Of the nine picks before they were on the board, the Jaguars had four players rated about the same. Leighton Vander Esch, the linebacker who went to the Cowboys at 19 probably wasn’t in that group because the Jaguars, and much of the league, thought he’d be gone before then. Back to back centers were taken at 20 and 21, not on the Jaguars radar. They might have liked Rashaan Evans, the Alabama linebacker taken at 22 by the Titans but he was gone. Not a pressing need.

Georgia’s Isaiah Wynn, listed as an offensive tackle was a nice player but not rated that high by the Jaguars. Probably not big enough. Listed at 6’3.” He went to the Patriots.

The next three picks are probably players the Jaguars were considering if they fell to them at twenty-nine.

“We thought with about 10 picks to go, one of the players we liked would come to us,” Jaguars VP of Football Operations Tom Coughlin said.

It might not have been a top-heavy draft for receivers but D.J. Moore from Maryland was getting a lot of late attention. Even with third and fourth string quarterbacks he had plenty of production for the Terps. And he’s fast. Not unexpected the Panthers needed just that and took him at twenty-four.

Local product Hayden Hurst was a favorite in town and emerged as the top tight end prospect in the last several weeks. He would have filled a need, and at 25 years old, he’s got the maturity to step in and play. He spent two years in the Pirates organization as a pitcher before going to South Carolina to figure out a football career. Quite a story for a first round pick, the first ever out of Bolles. The Jaguars would have liked him, but the Ravens took him at twenty-five.

Was it possible Alabama’s Calvin Ridley would fall all the way to the Jaguars? Even though he dropped through the top twenty, there were still too many teams in front of the Jags to expect to get receiving help. In a surprise, the Falcons took him at 26, despite having Julio Jones, another Alabama receiver, and Mohamed Sanu as their starters. He was projected as an excellent slot receiver and could be that for Atlanta. Even if the Falcons hadn’t taken Ridley, he probably wouldn’t have gotten by the Seahawks or the Steelers, picking right before Jacksonville.

Coughlin said he took some calls from other teams but decided to stick in their spot. Bryan was the highest rated player remaining on the Jaguars board when they made their pick.

“Outstanding value,” Coughlin noted. Which means he thought Bryan would go higher.

‘He showed athleticism at the combine, that’s for sure,” Jaguars Coughlin said late on Thursday. “His 40, his vertical, his direction changes. He’s a solid young man.”

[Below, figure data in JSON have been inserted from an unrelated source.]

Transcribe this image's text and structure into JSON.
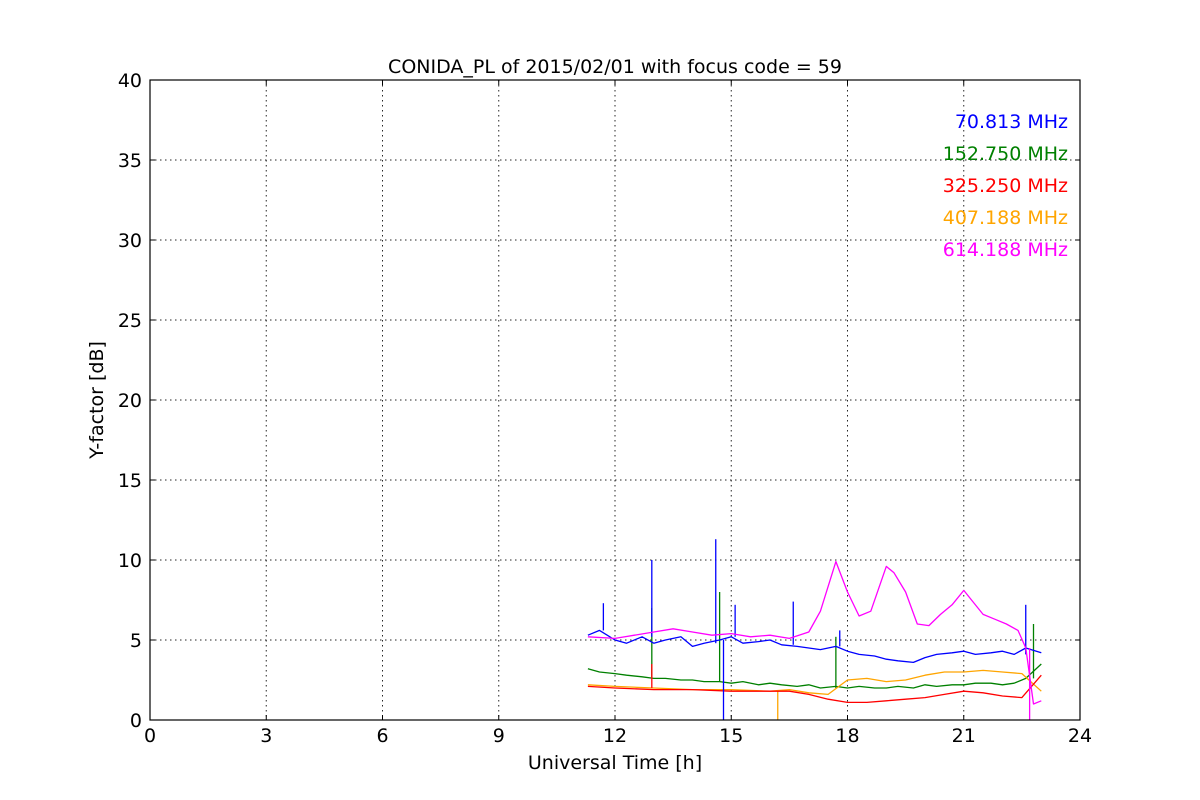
{
  "chart_data": {
    "type": "line",
    "title": "CONIDA_PL of 2015/02/01 with focus code = 59",
    "xlabel": "Universal Time [h]",
    "ylabel": "Y-factor [dB]",
    "xlim": [
      0,
      24
    ],
    "ylim": [
      0,
      40
    ],
    "xticks": [
      0,
      3,
      6,
      9,
      12,
      15,
      18,
      21,
      24
    ],
    "yticks": [
      0,
      5,
      10,
      15,
      20,
      25,
      30,
      35,
      40
    ],
    "grid": true,
    "legend_placement": "top-right",
    "series": [
      {
        "name": "70.813 MHz",
        "color": "#0000ff",
        "x": [
          11.3,
          11.6,
          12.0,
          12.3,
          12.7,
          13.0,
          13.3,
          13.7,
          14.0,
          14.3,
          14.7,
          15.0,
          15.3,
          15.7,
          16.0,
          16.3,
          16.7,
          17.0,
          17.3,
          17.7,
          18.0,
          18.3,
          18.7,
          19.0,
          19.3,
          19.7,
          20.0,
          20.3,
          20.7,
          21.0,
          21.3,
          21.7,
          22.0,
          22.3,
          22.6,
          23.0
        ],
        "y": [
          5.3,
          5.6,
          5.0,
          4.8,
          5.2,
          4.8,
          5.0,
          5.2,
          4.6,
          4.8,
          5.0,
          5.2,
          4.8,
          4.9,
          5.0,
          4.7,
          4.6,
          4.5,
          4.4,
          4.6,
          4.3,
          4.1,
          4.0,
          3.8,
          3.7,
          3.6,
          3.9,
          4.1,
          4.2,
          4.3,
          4.1,
          4.2,
          4.3,
          4.1,
          4.5,
          4.2
        ],
        "spikes": [
          [
            11.7,
            7.3
          ],
          [
            12.95,
            10.0
          ],
          [
            14.6,
            11.3
          ],
          [
            14.8,
            0.0
          ],
          [
            15.1,
            7.2
          ],
          [
            16.6,
            7.4
          ],
          [
            17.8,
            5.6
          ],
          [
            22.6,
            7.2
          ]
        ]
      },
      {
        "name": "152.750 MHz",
        "color": "#008000",
        "x": [
          11.3,
          11.6,
          12.0,
          12.3,
          12.7,
          13.0,
          13.3,
          13.7,
          14.0,
          14.3,
          14.7,
          15.0,
          15.3,
          15.7,
          16.0,
          16.3,
          16.7,
          17.0,
          17.3,
          17.7,
          18.0,
          18.3,
          18.7,
          19.0,
          19.3,
          19.7,
          20.0,
          20.3,
          20.7,
          21.0,
          21.3,
          21.7,
          22.0,
          22.3,
          22.6,
          23.0
        ],
        "y": [
          3.2,
          3.0,
          2.9,
          2.8,
          2.7,
          2.6,
          2.6,
          2.5,
          2.5,
          2.4,
          2.4,
          2.3,
          2.4,
          2.2,
          2.3,
          2.2,
          2.1,
          2.2,
          2.0,
          2.1,
          2.0,
          2.1,
          2.0,
          2.0,
          2.1,
          2.0,
          2.2,
          2.1,
          2.2,
          2.2,
          2.3,
          2.3,
          2.2,
          2.3,
          2.6,
          3.5
        ],
        "spikes": [
          [
            12.95,
            7.0
          ],
          [
            14.7,
            8.0
          ],
          [
            17.7,
            5.2
          ],
          [
            22.8,
            6.0
          ]
        ]
      },
      {
        "name": "325.250 MHz",
        "color": "#ff0000",
        "x": [
          11.3,
          12.0,
          13.0,
          14.0,
          15.0,
          16.0,
          16.5,
          17.0,
          17.5,
          18.0,
          18.5,
          19.0,
          19.5,
          20.0,
          20.5,
          21.0,
          21.5,
          22.0,
          22.5,
          23.0
        ],
        "y": [
          2.1,
          2.0,
          1.9,
          1.9,
          1.8,
          1.8,
          1.8,
          1.6,
          1.3,
          1.1,
          1.1,
          1.2,
          1.3,
          1.4,
          1.6,
          1.8,
          1.7,
          1.5,
          1.4,
          2.8
        ],
        "spikes": [
          [
            12.95,
            3.5
          ]
        ]
      },
      {
        "name": "407.188 MHz",
        "color": "#ffa500",
        "x": [
          11.3,
          12.0,
          13.0,
          14.0,
          15.0,
          16.0,
          16.5,
          17.0,
          17.5,
          18.0,
          18.5,
          19.0,
          19.5,
          20.0,
          20.5,
          21.0,
          21.5,
          22.0,
          22.5,
          23.0
        ],
        "y": [
          2.2,
          2.1,
          2.0,
          1.9,
          1.9,
          1.8,
          1.9,
          1.7,
          1.6,
          2.5,
          2.6,
          2.4,
          2.5,
          2.8,
          3.0,
          3.0,
          3.1,
          3.0,
          2.9,
          1.8
        ],
        "spikes": [
          [
            16.2,
            0.0
          ]
        ]
      },
      {
        "name": "614.188 MHz",
        "color": "#ff00ff",
        "x": [
          11.3,
          12.0,
          12.5,
          13.0,
          13.5,
          14.0,
          14.5,
          15.0,
          15.5,
          16.0,
          16.5,
          17.0,
          17.3,
          17.7,
          18.0,
          18.3,
          18.6,
          19.0,
          19.2,
          19.5,
          19.8,
          20.1,
          20.4,
          20.7,
          21.0,
          21.2,
          21.5,
          21.8,
          22.1,
          22.4,
          22.6,
          22.8,
          23.0
        ],
        "y": [
          5.2,
          5.1,
          5.3,
          5.5,
          5.7,
          5.5,
          5.3,
          5.4,
          5.2,
          5.3,
          5.1,
          5.5,
          6.8,
          9.9,
          8.0,
          6.5,
          6.8,
          9.6,
          9.2,
          8.0,
          6.0,
          5.9,
          6.6,
          7.2,
          8.1,
          7.5,
          6.6,
          6.3,
          6.0,
          5.6,
          4.5,
          1.0,
          1.2
        ],
        "spikes": [
          [
            22.7,
            0.0
          ]
        ]
      }
    ]
  }
}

Running under 5 seconds in the 40-yard dash is impressive for a player his size, but it wasn’t just the “measureables” that convinced the Jaguars to take Bryan. Coughlin has always liked players who compete in the weight room as well as on the field and Bryan fits that bill.

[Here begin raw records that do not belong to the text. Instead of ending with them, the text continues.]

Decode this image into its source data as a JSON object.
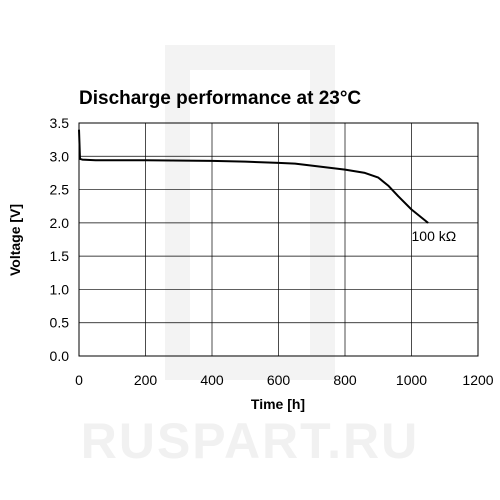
{
  "watermark": {
    "text": "RUSPART.RU",
    "color": "#f1f1f1"
  },
  "chart_data": {
    "type": "line",
    "title": "Discharge performance at 23°C",
    "xlabel": "Time [h]",
    "ylabel": "Voltage [V]",
    "xlim": [
      0,
      1200
    ],
    "ylim": [
      0.0,
      3.5
    ],
    "xticks": [
      "0",
      "200",
      "400",
      "600",
      "800",
      "1000",
      "1200"
    ],
    "yticks": [
      "0.0",
      "0.5",
      "1.0",
      "1.5",
      "2.0",
      "2.5",
      "3.0",
      "3.5"
    ],
    "grid": true,
    "series": [
      {
        "name": "100 kΩ",
        "x": [
          0,
          3,
          10,
          50,
          200,
          400,
          500,
          600,
          650,
          700,
          800,
          860,
          900,
          930,
          960,
          1000,
          1050
        ],
        "y": [
          3.4,
          2.96,
          2.95,
          2.94,
          2.94,
          2.93,
          2.92,
          2.9,
          2.89,
          2.86,
          2.8,
          2.75,
          2.68,
          2.56,
          2.4,
          2.2,
          2.0
        ]
      }
    ],
    "annotations": [
      {
        "text": "100 kΩ",
        "x": 1000,
        "y": 1.8
      }
    ]
  }
}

“He’s a weight room guy,” Coughlin said with a big smile. “If I was a young guy like Bryan, I’d be getting Calais’ coffee to learn from a great pro like him.” Coughlin on Bryan’s personality.

“Is that what he said? Bryan said with a laugh on a conference call with local reporters. “I don’t know. I will have to see when I get there, I guess.”

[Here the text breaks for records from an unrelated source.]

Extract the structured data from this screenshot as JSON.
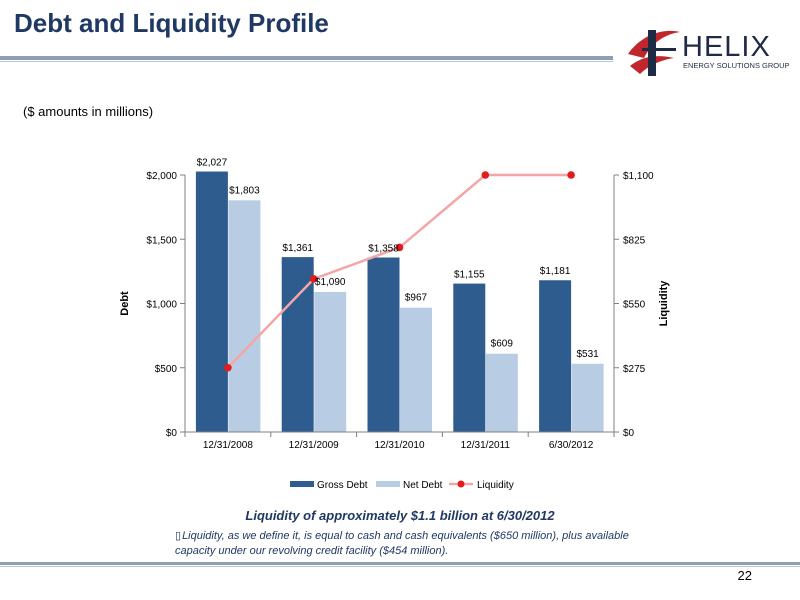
{
  "slide": {
    "title": "Debt and Liquidity Profile",
    "subtitle": "($ amounts in millions)",
    "headline": "Liquidity of approximately $1.1 billion at 6/30/2012",
    "footnote_bullet": "▯",
    "footnote": "Liquidity, as we define it, is equal to cash and cash equivalents ($650 million), plus available capacity under our revolving credit facility ($454 million).",
    "page_number": "22"
  },
  "logo": {
    "name": "HELIX",
    "tagline": "ENERGY SOLUTIONS GROUP",
    "colors": {
      "red": "#c0272d",
      "navy": "#1f2a44"
    }
  },
  "chart_data": {
    "type": "bar",
    "categories": [
      "12/31/2008",
      "12/31/2009",
      "12/31/2010",
      "12/31/2011",
      "6/30/2012"
    ],
    "series": [
      {
        "name": "Gross Debt",
        "type": "bar",
        "axis": "left",
        "color": "#2f5c8f",
        "values": [
          2027,
          1361,
          1358,
          1155,
          1181
        ],
        "labels": [
          "$2,027",
          "$1,361",
          "$1,358",
          "$1,155",
          "$1,181"
        ]
      },
      {
        "name": "Net Debt",
        "type": "bar",
        "axis": "left",
        "color": "#b8cce4",
        "values": [
          1803,
          1090,
          967,
          609,
          531
        ],
        "labels": [
          "$1,803",
          "$1,090",
          "$967",
          "$609",
          "$531"
        ]
      },
      {
        "name": "Liquidity",
        "type": "line",
        "axis": "right",
        "color": "#f4a6a6",
        "marker_color": "#e31b1b",
        "values": [
          275,
          655,
          790,
          1100,
          1100
        ]
      }
    ],
    "ylabel": "Debt",
    "y2label": "Liquidity",
    "ylim": [
      0,
      2000
    ],
    "y2lim": [
      0,
      1100
    ],
    "yticks": [
      0,
      500,
      1000,
      1500,
      2000
    ],
    "yticklabels": [
      "$0",
      "$500",
      "$1,000",
      "$1,500",
      "$2,000"
    ],
    "y2ticks": [
      0,
      275,
      550,
      825,
      1100
    ],
    "y2ticklabels": [
      "$0",
      "$275",
      "$550",
      "$825",
      "$1,100"
    ],
    "grid": false,
    "legend": "bottom"
  }
}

With the success they had on defense last year, Bryan thought he might go to any team but the Jaguars. And he thought he’d go higher in the first round.

“Yes, honestly I was really surprised,” he noted. “I thought there was no way the Jags were going to pick us. You guys already have a bunch of Pro Bowlers and a bunch of great players. I was, ‘Well, they are definitely not picking me.’ Then you guys called me and it was awesome.”

Bryan said all of the right things you’d expect a rookie to say coming into a new situation in the NFL.

“It is a great opportunity. Those guys are Pro Bowlers. There is a mix of old and young guys. They are definitely good at what they do, seeing this past year. I’ll come in and try to learn everything I can from them and try to pick their brains as much as I can and try to do as much as a I can to help the team out.”